For those who grew up in the age before cable television when programmes aired on Doordarshan were the stuff that Sunday afternoons were made of, news broadcast in sign language would always remain etched in their minds.
Fast forward two decades later, the communication intended for the benefit of the hearing impaired is hard to come by on our television channels. Yet another sign of a society that excludes the concept of ‘inclusion', activists would concur.
Lack of awareness
In an era when information is freely accessible to citizens, it is yet to reach the hands of the differently abled in a language that is comprehensible to them. This is a cause for concern as it is lack of awareness of rights and entitlements that keeps persons with disabilities on their backfoot, experts in the field point out.
“Disabled are disempowered because of lack of access to information,” puts Lobithas, executive secretary, Organisation for Development Action, succinctly. Article 21 of the United Nations Convention for Rights of Differently Abled, entitles differently abled with right to access and communicate information. Though the instrument is ratified by India, efforts have not been taken to implement the stipulations.
Be it public announcements, government schemes or health awareness programmes, communication in these cases is not designed to reach the visually challenged and hearing impaired. Information, education and communication (IEC) material prepared by various government departments, district administrations do not take into account constraints of differently abled. “It is important that health awareness programmes on HIV-AIDS and cancer campaigns reach all segments of people. Without such crucial information, differently abled are rendered vulnerable,” says Lobithas. Braille script, auditory signals and accessibility-friendly websites ensure inclusivity and should be adopted at least by health and welfare departments, he feels.
Information and news is generally accessed through television and news portals, none of which are disabled-friendly by including subtitled news, sign language, auditory port or accessibility features. “Radio becomes the principal source of information for them,” says Ravi, Junior Rehabilitation Officer. “Only the educated can afford to get information from the internet, thereby increasing the dependency of persons with disabilities.”
Websites by government departments should set an example by incorporating an audio port and voice-over facility to assist visually challenged and senior citizens, Mr. Lobithas suggests.
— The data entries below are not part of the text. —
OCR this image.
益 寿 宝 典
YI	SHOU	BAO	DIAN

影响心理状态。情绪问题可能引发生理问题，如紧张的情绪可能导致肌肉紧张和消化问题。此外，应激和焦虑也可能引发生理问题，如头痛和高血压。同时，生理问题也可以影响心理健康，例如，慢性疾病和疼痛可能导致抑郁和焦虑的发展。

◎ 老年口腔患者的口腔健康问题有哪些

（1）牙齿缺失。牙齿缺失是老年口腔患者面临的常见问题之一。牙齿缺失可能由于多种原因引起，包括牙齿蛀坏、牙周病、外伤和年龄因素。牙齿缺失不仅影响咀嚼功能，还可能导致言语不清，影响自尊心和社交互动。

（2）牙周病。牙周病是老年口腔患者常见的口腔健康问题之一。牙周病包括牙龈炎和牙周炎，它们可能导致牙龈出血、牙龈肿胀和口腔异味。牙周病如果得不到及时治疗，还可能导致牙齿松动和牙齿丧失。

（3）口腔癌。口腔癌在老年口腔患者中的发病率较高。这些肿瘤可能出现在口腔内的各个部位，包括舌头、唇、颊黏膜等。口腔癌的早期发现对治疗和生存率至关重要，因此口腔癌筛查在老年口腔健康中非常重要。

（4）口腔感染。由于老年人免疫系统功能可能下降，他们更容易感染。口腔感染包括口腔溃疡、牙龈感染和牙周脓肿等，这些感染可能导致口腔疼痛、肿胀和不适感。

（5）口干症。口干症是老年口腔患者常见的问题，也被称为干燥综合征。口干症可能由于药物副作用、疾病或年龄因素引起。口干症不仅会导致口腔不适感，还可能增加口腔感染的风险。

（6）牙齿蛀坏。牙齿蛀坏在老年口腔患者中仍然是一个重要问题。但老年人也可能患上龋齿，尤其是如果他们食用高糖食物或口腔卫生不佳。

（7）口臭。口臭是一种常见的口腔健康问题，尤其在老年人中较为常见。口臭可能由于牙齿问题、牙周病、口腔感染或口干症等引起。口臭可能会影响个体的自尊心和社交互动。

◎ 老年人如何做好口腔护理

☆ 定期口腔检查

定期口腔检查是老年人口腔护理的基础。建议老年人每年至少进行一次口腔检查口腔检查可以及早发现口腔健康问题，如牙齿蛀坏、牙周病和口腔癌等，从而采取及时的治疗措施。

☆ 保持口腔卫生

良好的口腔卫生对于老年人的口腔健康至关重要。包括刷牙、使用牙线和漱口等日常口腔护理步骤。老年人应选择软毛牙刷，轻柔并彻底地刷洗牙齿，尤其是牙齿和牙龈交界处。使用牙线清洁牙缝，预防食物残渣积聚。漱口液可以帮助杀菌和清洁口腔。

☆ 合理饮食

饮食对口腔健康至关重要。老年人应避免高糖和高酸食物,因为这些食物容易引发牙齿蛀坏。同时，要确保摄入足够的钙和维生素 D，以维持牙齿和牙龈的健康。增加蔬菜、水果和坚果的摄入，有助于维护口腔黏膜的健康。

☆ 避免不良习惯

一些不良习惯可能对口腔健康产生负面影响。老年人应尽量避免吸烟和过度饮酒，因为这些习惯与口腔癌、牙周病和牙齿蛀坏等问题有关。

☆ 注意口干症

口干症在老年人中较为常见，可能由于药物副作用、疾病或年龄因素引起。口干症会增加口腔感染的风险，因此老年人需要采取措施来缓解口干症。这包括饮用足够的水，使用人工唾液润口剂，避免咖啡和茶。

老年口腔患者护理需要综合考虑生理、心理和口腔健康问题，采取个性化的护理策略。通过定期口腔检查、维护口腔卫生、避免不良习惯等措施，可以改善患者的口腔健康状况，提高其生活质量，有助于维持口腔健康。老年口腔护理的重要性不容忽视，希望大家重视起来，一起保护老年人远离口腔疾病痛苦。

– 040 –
Only persons with personal computers and internet facility can afford installing assistive technology, says Prabhavathy, head, centre for differently abled, Bharathidasan University. The centre has installed open source and corporate software to help students access study material. Once the assistive technology lab is ready, persons with disabilities can acquaint themselves better with current and relevant information by accessing e-newspapers and web portals. The facility would be offered free of cost with a vernacular option. While audio format books can make reading easy for visually challenged, visuals and multimedia can assist hearing impaired, shares Ms.Prabhavathy. “Collaboration of various educational institutes in the district for imparting hands-on-training to identified students is necessary for successful implementation of the project.”